Un quart d’heure après cette conversation, le wagon, qui cahotait déjà sensiblement depuis le moment du départ, commença à osciller très-violemment. Un voyageur maigre, petit et vieux, pâlit et regarda avec inquiétude ses compagnons. Mais le jeune homme qui avait causé avec Dunbar et un homme qui lui faisait vis-à-vis et qui avait la tête chauve et l’air d’un commerçant, se remirent à lire les journaux aussi froidement que si le cahotement du wagon n’eût pas présenté plus de danger que le balancement du berceau d’un enfant exécuté par le pied délicat d’une mère.

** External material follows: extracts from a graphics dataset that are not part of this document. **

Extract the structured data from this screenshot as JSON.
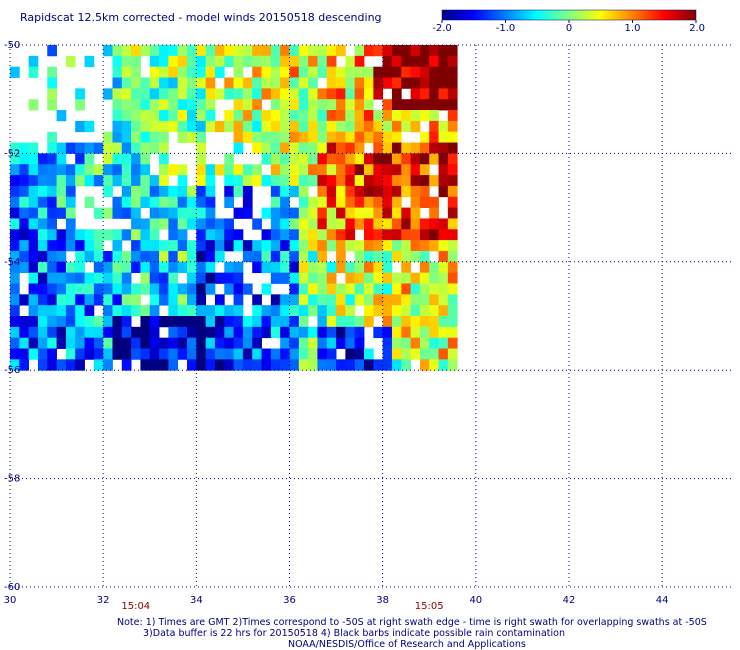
{
  "chart_data": {
    "type": "heatmap",
    "title": "Rapidscat 12.5km corrected - model winds 20150518 descending",
    "xlim": [
      30,
      45.5
    ],
    "ylim": [
      -60,
      -50
    ],
    "x_ticks": [
      "30",
      "32",
      "34",
      "36",
      "38",
      "40",
      "42",
      "44"
    ],
    "y_ticks": [
      "-50",
      "-52",
      "-54",
      "-56",
      "-58",
      "-60"
    ],
    "grid": true,
    "colorbar": {
      "range": [
        -2.0,
        2.0
      ],
      "tick_labels": [
        "-2.0",
        "-1.0",
        "0",
        "1.0",
        "2.0"
      ],
      "tick_values": [
        -2.0,
        -1.0,
        0,
        1.0,
        2.0
      ]
    },
    "time_labels": [
      {
        "text": "15:04",
        "lon": 32.7
      },
      {
        "text": "15:05",
        "lon": 39.0
      }
    ],
    "swath_extent": {
      "lon": [
        30,
        39.5
      ],
      "lat": [
        -56,
        -50
      ]
    },
    "cell_size_deg": 0.2,
    "seed": 20150518
  },
  "notes": [
    "Note: 1) Times are GMT 2)Times correspond to -50S at right swath edge - time is right swath for overlapping swaths at -50S",
    "3)Data buffer is 22 hrs for 20150518 4) Black barbs indicate possible rain contamination",
    "NOAA/NESDIS/Office of Research and Applications"
  ],
  "colors": {
    "background": "#ffffff",
    "grid": "#000080",
    "labels": "#000080",
    "time": "#8b0000"
  }
}
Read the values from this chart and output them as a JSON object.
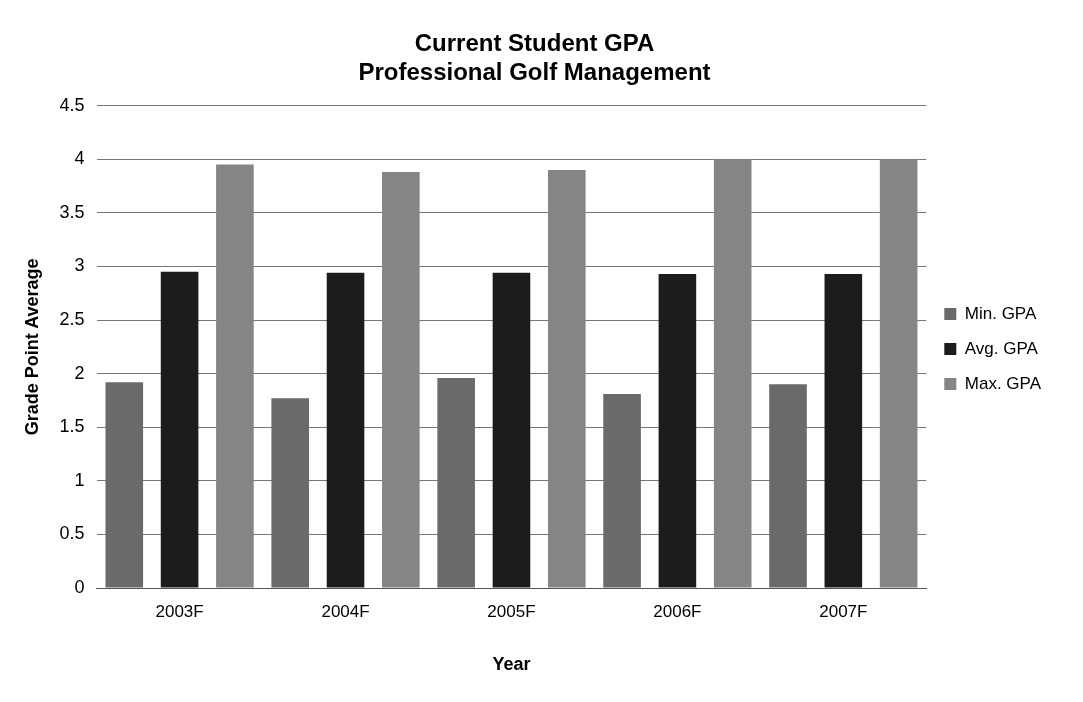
{
  "chart_data": {
    "type": "bar",
    "title": "Current Student GPA\nProfessional Golf Management",
    "xlabel": "Year",
    "ylabel": "Grade Point Average",
    "categories": [
      "2003F",
      "2004F",
      "2005F",
      "2006F",
      "2007F"
    ],
    "series": [
      {
        "name": "Min. GPA",
        "color": "#6a6a6a",
        "values": [
          1.92,
          1.77,
          1.96,
          1.81,
          1.9
        ]
      },
      {
        "name": "Avg. GPA",
        "color": "#1c1c1c",
        "values": [
          2.95,
          2.94,
          2.94,
          2.93,
          2.93
        ]
      },
      {
        "name": "Max. GPA",
        "color": "#858585",
        "values": [
          3.95,
          3.88,
          3.9,
          4.0,
          4.0
        ]
      }
    ],
    "ylim": [
      0,
      4.5
    ],
    "yticks": [
      0,
      {
        "value": 0.5,
        "label": "0.5"
      },
      1,
      {
        "value": 1.5,
        "label": "1.5"
      },
      2,
      {
        "value": 2.5,
        "label": "2.5"
      },
      3,
      {
        "value": 3.5,
        "label": "3.5"
      },
      4,
      {
        "value": 4.5,
        "label": "4.5"
      }
    ],
    "grid": "y",
    "legend": "right"
  }
}
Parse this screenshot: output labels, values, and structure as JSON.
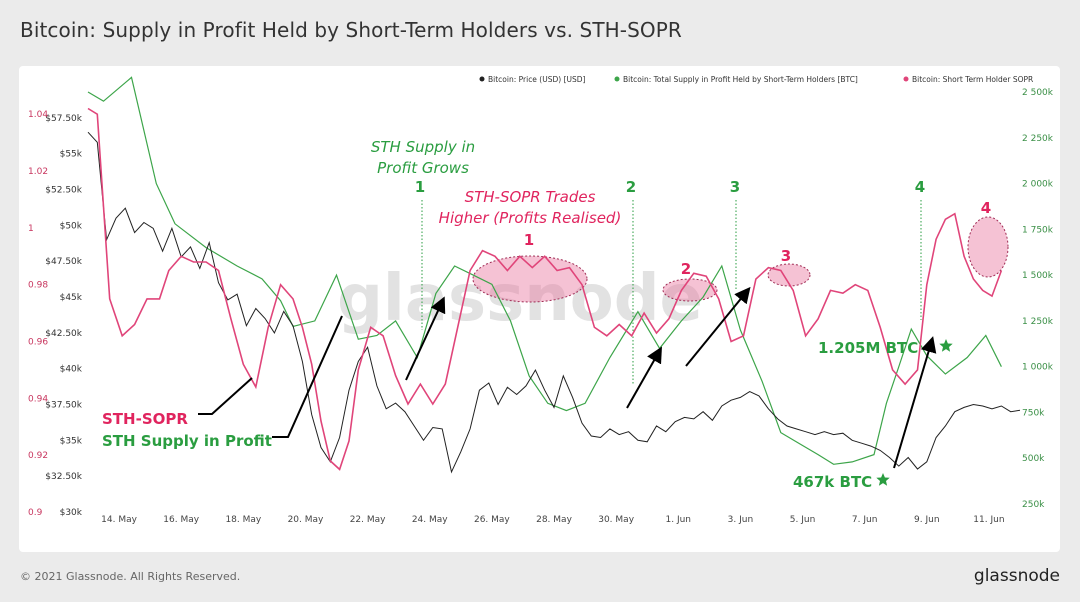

Dunbar ne quittait pas de l’œil le cadran de sa montre ; et le voyageur nerveux n’obtint pas de réponse à son regard inquiet.

Il se tint tranquille pendant une minute à peu près, puis baissa la glace près de lui et laissa entrer un courant d’air glacé, ce qui fit retourner vivement vers lui le négociant chauve qui lui demanda ce qu’il faisait et s’il désirait leur donner à tous une fluxion de poitrine en laissant introduire l’air à deux degrés au-dessous de zéro. Mais le petit vieillard entendit à peine cette remontrance. Sa tête était hors de la portière et il regardait avidement la gare de Rugby qui se dessinait au loin.

— Je crains qu’il y ait quelque chose de dérangé, — dit-il en rentrant sa tête pendant un moment et en regardant ses compagnons avec un visage blême. — Je crains vraiment qu’il y ait quelque chose de dérangé. Nous sommes déjà en retard de huit minutes et j’aperçois là-bas le signal de danger ; la voie semble obstruée par la neige et je crains vraiment…

Il regarda de nouveau dehors, puis rentra la tête subitement.

— Il y a quelque chose d’extraordinaire, — s’écria-t-il ; — c’est une locomotive qui arrive…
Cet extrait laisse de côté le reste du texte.